The Oregonian reports that construction of the Sellwood Bridge was rife with “graft, kickbacks and corruption”–or at least it was when the bridge was first planned 87 years ago. As comments to the article point out, not much has changed.
Today, the region is planning an expensive replacement bridge that is twice as wide as the existing one–but will have no more lanes of traffic. Instead, the additonal width is supposed to be for bicycles and pedestrians. The huge cost of that additional width, of course, is borne mainly by people who get around by automobile. Just down river, the region is building an even more expensive bridge that will solely be for light rail, bicycles, and pedestrians. Total passenger traffic on this bridge will probably be a fraction of one lane of the Sellwood Bridge.
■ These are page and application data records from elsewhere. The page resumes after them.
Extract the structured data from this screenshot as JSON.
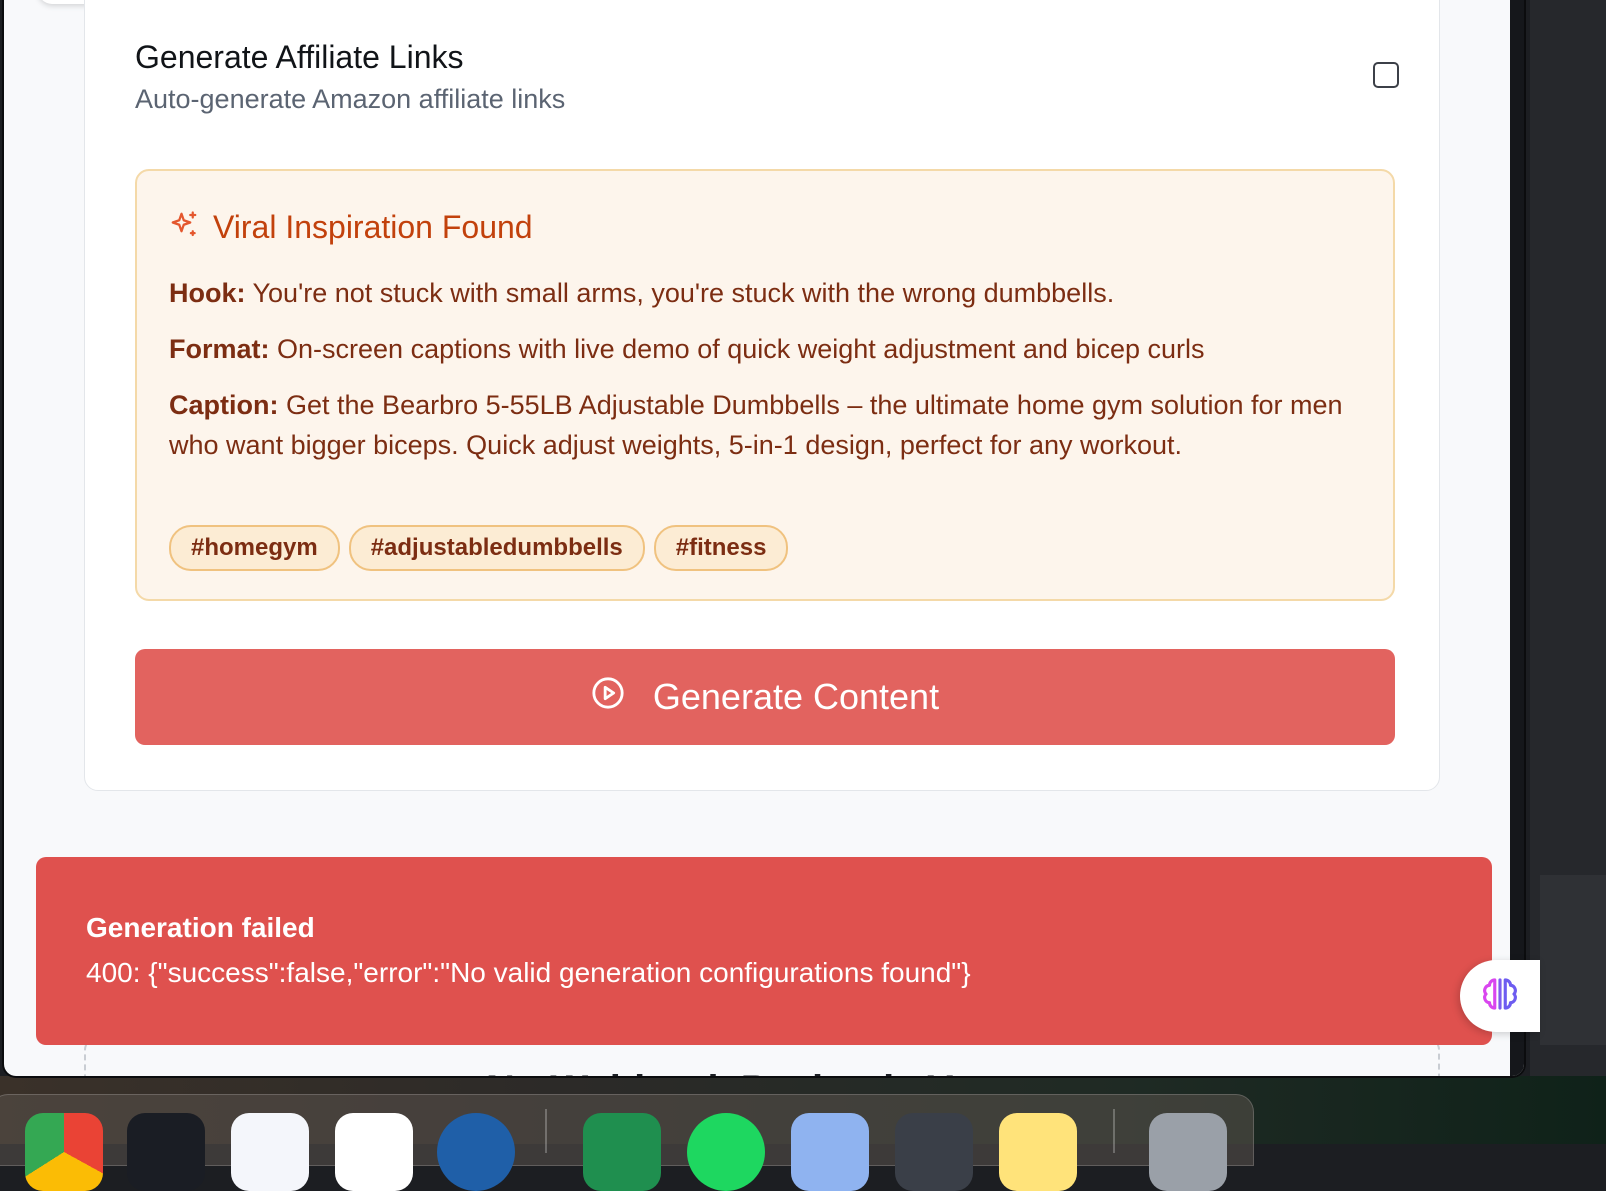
{
  "settings": {
    "affiliate_title": "Generate Affiliate Links",
    "affiliate_description": "Auto-generate Amazon affiliate links",
    "affiliate_checked": false
  },
  "inspiration": {
    "title": "Viral Inspiration Found",
    "icon": "sparkles-icon",
    "hook_label": "Hook:",
    "hook_text": "You're not stuck with small arms, you're stuck with the wrong dumbbells.",
    "format_label": "Format:",
    "format_text": "On-screen captions with live demo of quick weight adjustment and bicep curls",
    "caption_label": "Caption:",
    "caption_text": "Get the Bearbro 5-55LB Adjustable Dumbbells – the ultimate home gym solution for men who want bigger biceps. Quick adjust weights, 5-in-1 design, perfect for any workout.",
    "tags": [
      "#homegym",
      "#adjustabledumbbells",
      "#fitness"
    ]
  },
  "generate_button": {
    "label": "Generate Content",
    "icon": "play-circle-icon"
  },
  "empty_state": {
    "partial_text": "No Webhook Payloads Yet"
  },
  "toast": {
    "title": "Generation failed",
    "message": "400: {\"success\":false,\"error\":\"No valid generation configurations found\"}"
  },
  "widget": {
    "icon": "brain-icon"
  },
  "colors": {
    "accent_button": "#e2635f",
    "toast_bg": "#df514e",
    "inspiration_bg": "#fdf5ec",
    "inspiration_border": "#f4d9a8",
    "inspiration_text": "#7c2d12",
    "inspiration_title": "#c2410c"
  }
}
Meanwhile, Portland has developed urban renewal to perfection. The city buys land for fair-market value, then removes obsolete structures and installs streets, water, sewer, and other infrastructure–all costs that developers would ordinarily have to pay themselves. Then the city sells the land at below-market prices to favored developers on the condition that they build high-density, mixed-use developments. In return, the favored developers make large political contributions and gush over the city’s transportation policies. Not quite the same as graft, kickbacks, and corruption, but close.
The good news is people are revolting against the system. Clackamas County residents calling themselves “clackastanis” are challenging urban renewal and light rail. Even inner-city residents are protesting new high-density developments that the city is planning without parking. Until the city and TriMet go bankrupt, however, these efforts probably won’t be enough to stop the Portland rail juggernaut.